MA FOLIE beginnt als Geschichte von einer Liebe auf den ersten Blick. Nicht nur dieser erste Blick erweist sich nach und nach
                                                      als ein trügerischer. Der Blick per se wird in MA FOLIE als etwas entlarvt, dem Misstrauen gebührt. Ist Ihr erster Spielfilm
                                                      letztendlich auch eine Hinterfragung des filmischen ebenso wie des subjektiven Blicks? 
ANDRINA MRAČNIKAR: Ja, der Glaube in die Wahrhaftigkeit von gefilmten oder fotografierten Bildern erscheint mir immer wieder ein spannendes Thema
                                                   zu sein. Wie täuschend diese Blicke  und Bilder sein können, wissen wir ja schon ganz lange und dennoch bleibt der Glaube
                                                   in das, was uns gezeigt wird, so stark. Und es beschäftigt mich schon sehr lange die Frage, wie man Geschichten erzählen und
                                                   gleichzeitig die Tatsache mitreflektieren kann, dass es nur eine Sichtweise ist. Daher gibt es die Filme im Film.

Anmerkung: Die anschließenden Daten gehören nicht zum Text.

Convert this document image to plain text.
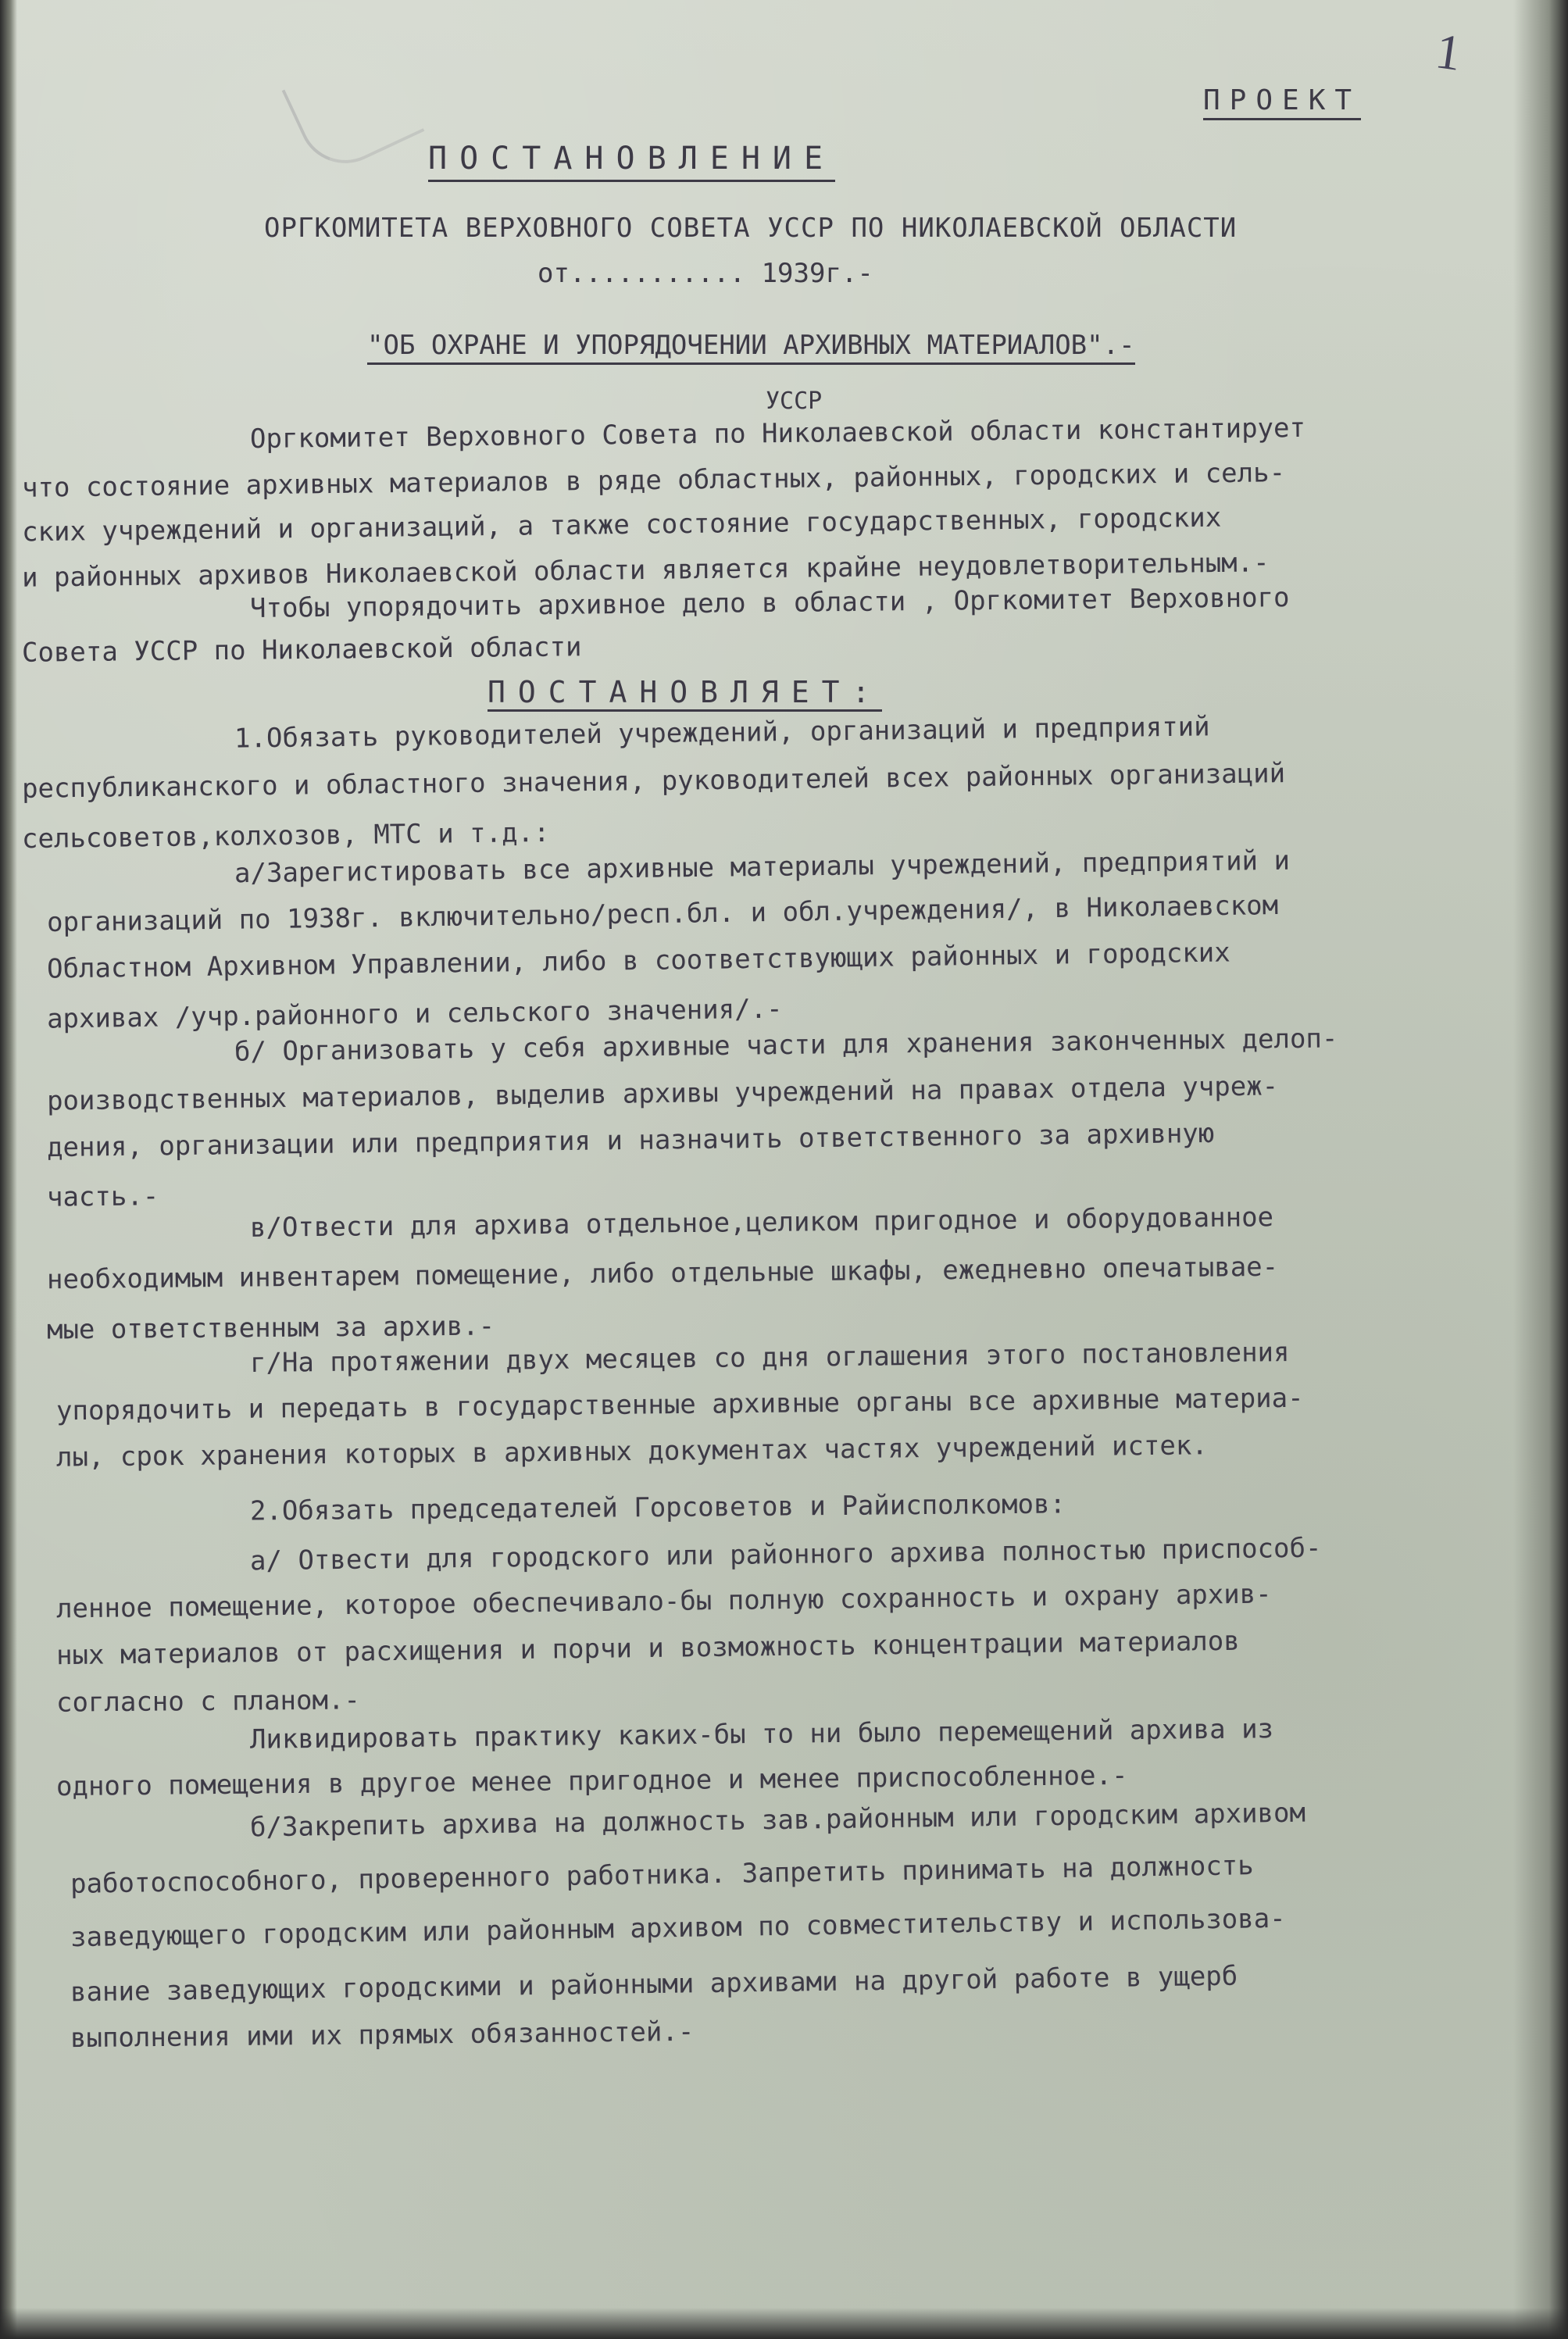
1
ПРОЕКТ
ПОСТАНОВЛЕНИЕ
ОРГКОМИТЕТА ВЕРХОВНОГО СОВЕТА УССР ПО НИКОЛАЕВСКОЙ ОБЛАСТИ
от........... 1939г.-
"ОБ ОХРАНЕ И УПОРЯДОЧЕНИИ АРХИВНЫХ МАТЕРИАЛОВ".-
УССР
Оргкомитет Верховного Совета по Николаевской области константирует
что состояние архивных материалов в ряде областных, районных, городских и сель-
ских учреждений и организаций, а также состояние государственных, городских
и районных архивов Николаевской области является крайне неудовлетворительным.-
Чтобы упорядочить архивное дело в области , Оргкомитет Верховного
Совета УССР по Николаевской области
ПОСТАНОВЛЯЕТ:
1.Обязать руководителей учреждений, организаций и предприятий
республиканского и областного значения, руководителей всех районных организаций
сельсоветов,колхозов, МТС и т.д.:
а/Зарегистировать все архивные материалы учреждений, предприятий и
организаций по 1938г. включительно/респ.бл. и обл.учреждения/, в Николаевском
Областном Архивном Управлении, либо в соответствующих районных и городских
архивах /учр.районного и сельского значения/.-
б/ Организовать у себя архивные части для хранения законченных делоп-
роизводственных материалов, выделив архивы учреждений на правах отдела учреж-
дения, организации или предприятия и назначить ответственного за архивную
часть.-
в/Отвести для архива отдельное,целиком пригодное и оборудованное
необходимым инвентарем помещение, либо отдельные шкафы, ежедневно опечатывае-
мые ответственным за архив.-
г/На протяжении двух месяцев со дня оглашения этого постановления
упорядочить и передать в государственные архивные органы все архивные материа-
лы, срок хранения которых в архивных документах частях учреждений истек.
2.Обязать председателей Горсоветов и Райисполкомов:
а/ Отвести для городского или районного архива полностью приспособ-
ленное помещение, которое обеспечивало-бы полную сохранность и охрану архив-
ных материалов от расхищения и порчи и возможность концентрации материалов
согласно с планом.-
Ликвидировать практику каких-бы то ни было перемещений архива из
одного помещения в другое менее пригодное и менее приспособленное.-
б/Закрепить архива на должность зав.районным или городским архивом
работоспособного, проверенного работника. Запретить принимать на должность
заведующего городским или районным архивом по совместительству и использова-
вание заведующих городскими и районными архивами на другой работе в ущерб
выполнения ими их прямых обязанностей.-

Ist das eine Fragestellung, die sich auch durch Ihr weiteres Filmschaffen ziehen wird?
ANDRINA MRAČNIKAR: Ich beginne gerade an einem neuen Projekt zu arbeiten, wo ich keine Hauptfigur herausarbeiten, sondern mehrere Perspektiven
                                                   nebeneinander stellen möchte, wobei sich die Handlung über mehrere Jahre zieht. Das kennt man eher aus Romanen, es funktioniert
                                                   auch in Fernsehserien, ich versuche da nun eine Form für einen Spielfilm zu finden. Auf alle Fälle fällt es mir schwer, Geschichten
                                                   zu erzählen, ohne das Geschichtenerzählen zu reflektieren. Subjektivität ist bei mir ein sehr wichtiger Faktor. Das war schon
                                                   in meinem Dokumentarfilm Andri 1924–44 so, dass es um meinen Blick und nicht um eine objektive Wahrheit ging. Und ich möchte mich beim Erzählen auch formal einer
                                                   Herausforderung stellen.
Es geht in MA FOLIE sehr viel um Vertrauen, vor allem das bröckelnde Vertrauen zueinander, aber auch zu sich selbst – im Grunde
                                                         gibt es am Ende überhaupt keine Gewissheit, nicht einmal in Bezug auf das eigene Empfinden. Kann man das als einen Grundtenor
                                                         betrachten?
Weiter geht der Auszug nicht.